Los problemas financieros de la ONU, agudizados por atrasos en los aportes de numerosos países, especialmente Estados Unidos, constituyen el desafío inmediato del nuevo secretario general, Kofi Anán. De la solución de esas dificultades pende la continuidad de programas, incluyendo ciertas tareas de pacificación y asistencia para refugiados, rostro humano de los retos enfrentados por el foro en la posguerra fría.
Por desgracia, muchas de las quejas formuladas por gobiernos donantes, y razón para la mora en sus contribuciones, tienen amplio sustento en la excesiva burocratización del organismo, causa primordial de sus actuales penurias económicas. De hecho, la falta de atención a esas críticas aceleró el naufragio del anterior secretario general, Boutros Ghali, vetado por Estados Unidos para un segundo período al frente de la ONU. Y, sin duda, la experiencia de Anán en diversos cargos de la entidad, sumada a la promesa de emprender reformas drásticas, determinaron su designación hace siete meses.
El plan, gestado en consulta con varios gobiernos y, particularmente, con funcionarios norteamericanos y miembros del Capitolio, fue divulgado por el secretario general el miércoles último y perfila transformaciones considerables. Aparte de fusionar áreas de acción y reagrupar varios departamentos, la propuesta crea el cargo de subsecretario general ejecutivo y establece una especie de gabinete ministerial diseñado para agilizar la implementación de decisiones.

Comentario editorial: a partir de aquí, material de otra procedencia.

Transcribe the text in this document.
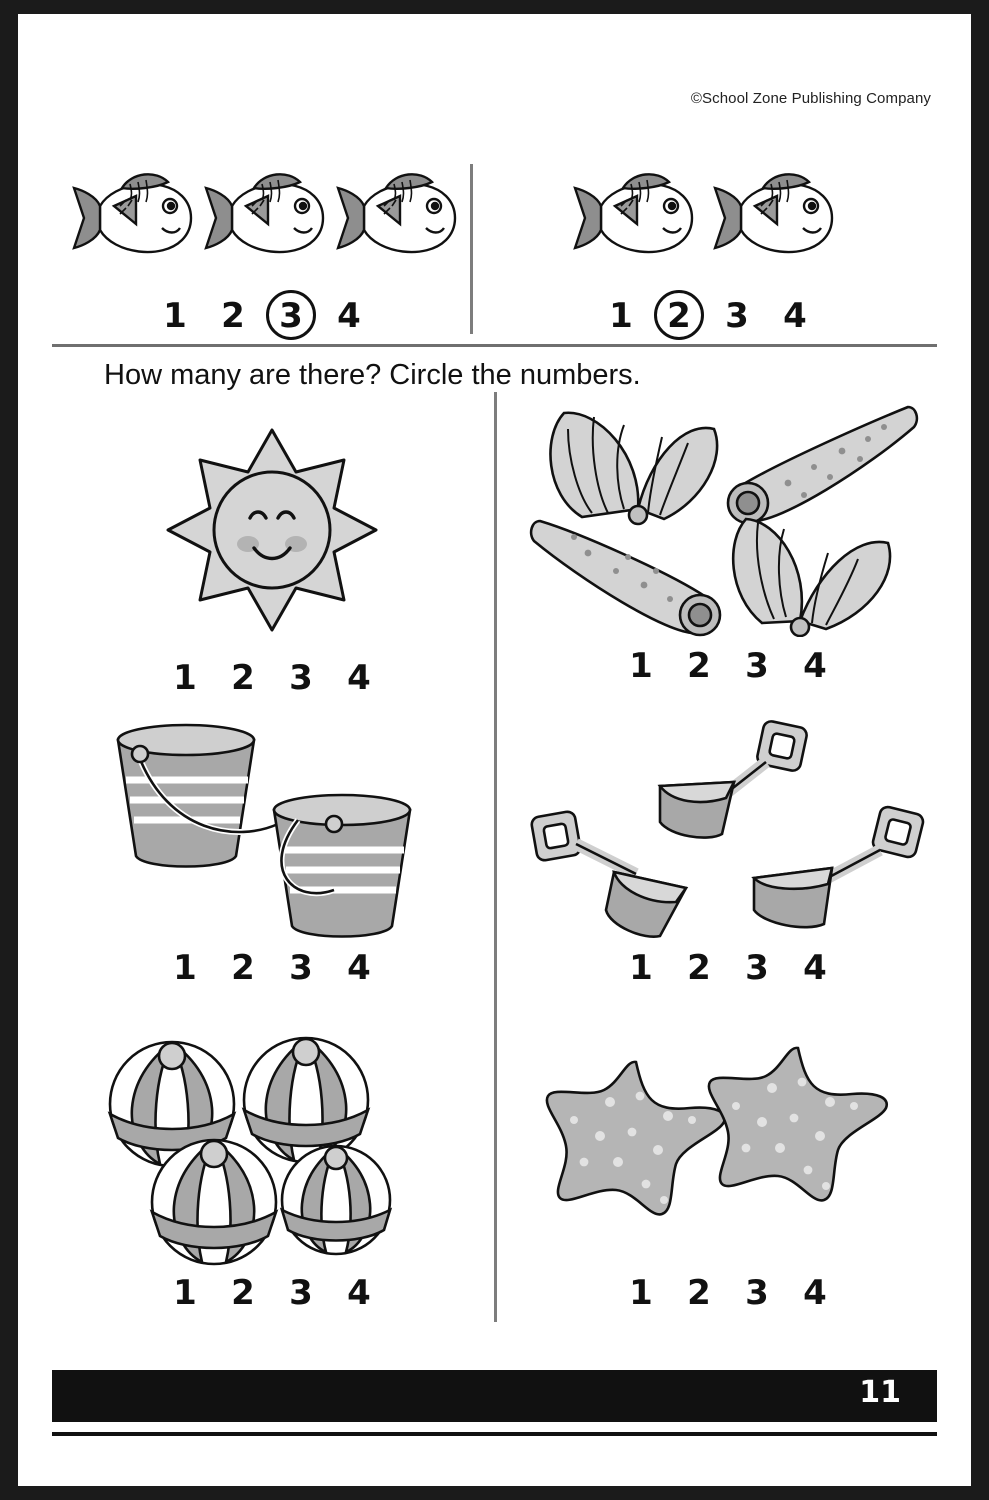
©School Zone Publishing Company
1	2	3	4	1	2	3	4
How many are there? Circle the numbers.
1	2	3	4	1	2	3	4
1	2	3	4	1	2	3	4
1	2	3	4	1	2	3	4
11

Pero, sobre todo, el esquema resultaría en el recorte de casi mil plazas en los próximos tres años.
Con estas enmiendas se anticipaba disipar las objeciones estadounidenses para el desembolso de mil millones de dólares en contribuciones retenidas. No obstante, normas presupuestarias aprobadas recientemente por el Congreso contemplan requisitos adicionales, entre ellos reducir la proporción de los aportes norteamericanos del 25 al 20 por ciento de los ingresos totales y, en cualquier caso, ordenaban entregar por ahora solo $800 millones en espera de reformas complementarias. En consecuencia, no parece probable la pronta normalización de los cruciales pagos de Washington, a pesar de las positivas reacciones oficiales a las medidas anunciadas por Anán.
En el fondo, más que una inflada burocracia y el desperdicio financiero, plagan a la ONU crecientes problemas de definición sobre sus funciones y derroteros. Como sabemos, los organismos multilaterales no gozan de verdadera independencia pues su desenvolvimiento depende del espacio político y los recursos materiales que sus integrantes proporcionen. La degradación sufrida por la ONU en tiempos de la Guerra Fría, como caja de resonancia antioccidental capitalizada por la URSS, alentó a las principales naciones del Oeste a desarrollar otros canales para resolver cuestiones globales. La OTAN, el G-7 y las cumbres bilaterales asumieron así el papel de centro clave originalmente visualizado para el Consejo de Seguridad, venido a menos por las pugnas y vetos de los cinco miembros permanentes y el erratismo y rivalidades de los restantes.
Esta tendencia persiste y aumenta. Si bien el colapso soviético aflojó las tensiones en el orbe, el balance de fuerzas interno ha perpetuado una radicalización en torno a ciertos temas que deslegitima al organismo. Por eso, lo que hoy realmente está en juego es la relevancia misma de la ONU en el orden internacional. Y, de cara al futuro, la responsabilidad no es exclusiva del secretario general sino de todos los países integrantes. Sin duda, preservar y perfeccionar la ONU constituye una meta digna de los mejores esfuerzos mundiales.